After missing the last six games through injury, Owen Power returned to the lineup to offer a beleaguered defensive corps relief, and what a comeback it was. The lanky defenseman jumped up barely a minute after the Canes had taken a third period lead that had the crowd contemplating an early exit given that it was Sunday night and school vacation week was ending.

It wasn’t that long ago we had debated that Peyton Krebs had done his time on the fourth line and deserved some more ice time with more talented linemates. Guess what, Granato agreed with us and Krebs has been a bit of a revelation on the third line with Zach Benson and JJ Peterka. The Sabres have 61 percent of the shot attempts, 62 percent of the goals and 66 percent of the high-danger chances when that line is on the ice at five-on-five over the last five games (stat via The Athletic).

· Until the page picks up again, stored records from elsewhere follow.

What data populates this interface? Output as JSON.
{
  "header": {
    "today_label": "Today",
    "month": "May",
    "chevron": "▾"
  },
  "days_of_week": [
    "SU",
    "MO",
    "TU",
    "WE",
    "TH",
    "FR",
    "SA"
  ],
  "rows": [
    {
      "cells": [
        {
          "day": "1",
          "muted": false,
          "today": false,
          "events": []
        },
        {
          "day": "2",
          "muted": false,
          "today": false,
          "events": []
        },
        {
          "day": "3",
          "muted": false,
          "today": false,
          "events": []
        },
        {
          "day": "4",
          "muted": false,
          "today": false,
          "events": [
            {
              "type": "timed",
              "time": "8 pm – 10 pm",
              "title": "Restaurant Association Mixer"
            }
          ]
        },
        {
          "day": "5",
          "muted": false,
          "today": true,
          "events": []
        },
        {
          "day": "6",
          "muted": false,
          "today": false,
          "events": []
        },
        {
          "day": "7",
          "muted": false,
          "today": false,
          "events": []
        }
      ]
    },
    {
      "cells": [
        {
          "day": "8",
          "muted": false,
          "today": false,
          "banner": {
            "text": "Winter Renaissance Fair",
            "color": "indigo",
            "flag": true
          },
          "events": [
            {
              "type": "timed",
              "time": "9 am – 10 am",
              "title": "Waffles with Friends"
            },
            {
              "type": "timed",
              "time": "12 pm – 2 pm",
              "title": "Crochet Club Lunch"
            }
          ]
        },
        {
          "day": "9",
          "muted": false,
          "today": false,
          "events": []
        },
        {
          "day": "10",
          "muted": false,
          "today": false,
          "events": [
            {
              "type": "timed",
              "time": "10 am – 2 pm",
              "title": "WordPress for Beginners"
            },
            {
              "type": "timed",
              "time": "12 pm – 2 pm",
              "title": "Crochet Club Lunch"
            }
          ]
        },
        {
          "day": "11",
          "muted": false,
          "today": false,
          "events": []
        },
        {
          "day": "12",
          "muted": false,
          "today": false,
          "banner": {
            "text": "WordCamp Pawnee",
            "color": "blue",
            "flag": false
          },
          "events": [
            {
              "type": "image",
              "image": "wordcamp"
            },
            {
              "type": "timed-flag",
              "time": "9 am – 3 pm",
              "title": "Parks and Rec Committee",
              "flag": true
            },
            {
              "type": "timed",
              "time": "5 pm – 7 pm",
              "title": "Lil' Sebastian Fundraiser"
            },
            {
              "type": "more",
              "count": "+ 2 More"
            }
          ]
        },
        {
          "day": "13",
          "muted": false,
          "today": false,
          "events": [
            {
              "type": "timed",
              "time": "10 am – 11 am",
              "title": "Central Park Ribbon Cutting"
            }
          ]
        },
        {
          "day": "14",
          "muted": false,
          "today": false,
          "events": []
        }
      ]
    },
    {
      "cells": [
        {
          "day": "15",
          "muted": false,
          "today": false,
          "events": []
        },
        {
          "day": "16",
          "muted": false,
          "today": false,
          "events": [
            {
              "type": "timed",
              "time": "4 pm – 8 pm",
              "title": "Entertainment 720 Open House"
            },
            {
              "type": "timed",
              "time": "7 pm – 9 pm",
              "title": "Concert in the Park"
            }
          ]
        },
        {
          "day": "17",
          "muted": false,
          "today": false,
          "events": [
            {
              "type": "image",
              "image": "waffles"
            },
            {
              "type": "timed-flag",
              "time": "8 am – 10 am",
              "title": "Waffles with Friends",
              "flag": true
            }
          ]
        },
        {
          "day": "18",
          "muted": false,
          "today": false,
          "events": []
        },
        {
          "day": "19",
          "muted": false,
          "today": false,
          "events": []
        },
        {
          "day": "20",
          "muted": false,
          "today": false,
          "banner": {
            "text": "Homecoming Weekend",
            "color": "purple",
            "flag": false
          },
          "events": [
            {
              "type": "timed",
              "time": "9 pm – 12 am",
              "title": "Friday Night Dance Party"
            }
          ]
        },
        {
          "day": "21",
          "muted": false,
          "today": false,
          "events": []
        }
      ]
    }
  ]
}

A torrid shift after Necas had scored saw the Sabres buzzing around the Canes goal, not letting the visitors play their way out of trouble and Krebs set up Power for a wrister from between the dots to even things up.

Final Thoughts

The playoffs remain a mirage, but watching the Sabres still putting their backs into it is both encouraging and frustrating. If only they had put in this kind of effort in about half a dozen more games earlier in the season and we’d be sitting in a much better position.

Buffalo has only extended a game into the shootout once before last night, which is pretty indicative of how quickly they have tended to fold when going behind in games this season.

Last night’s victory does mark a return to winning ways for Buffalo at home, and correcting that 13-16-1 will go a long way towards ensuring success next season.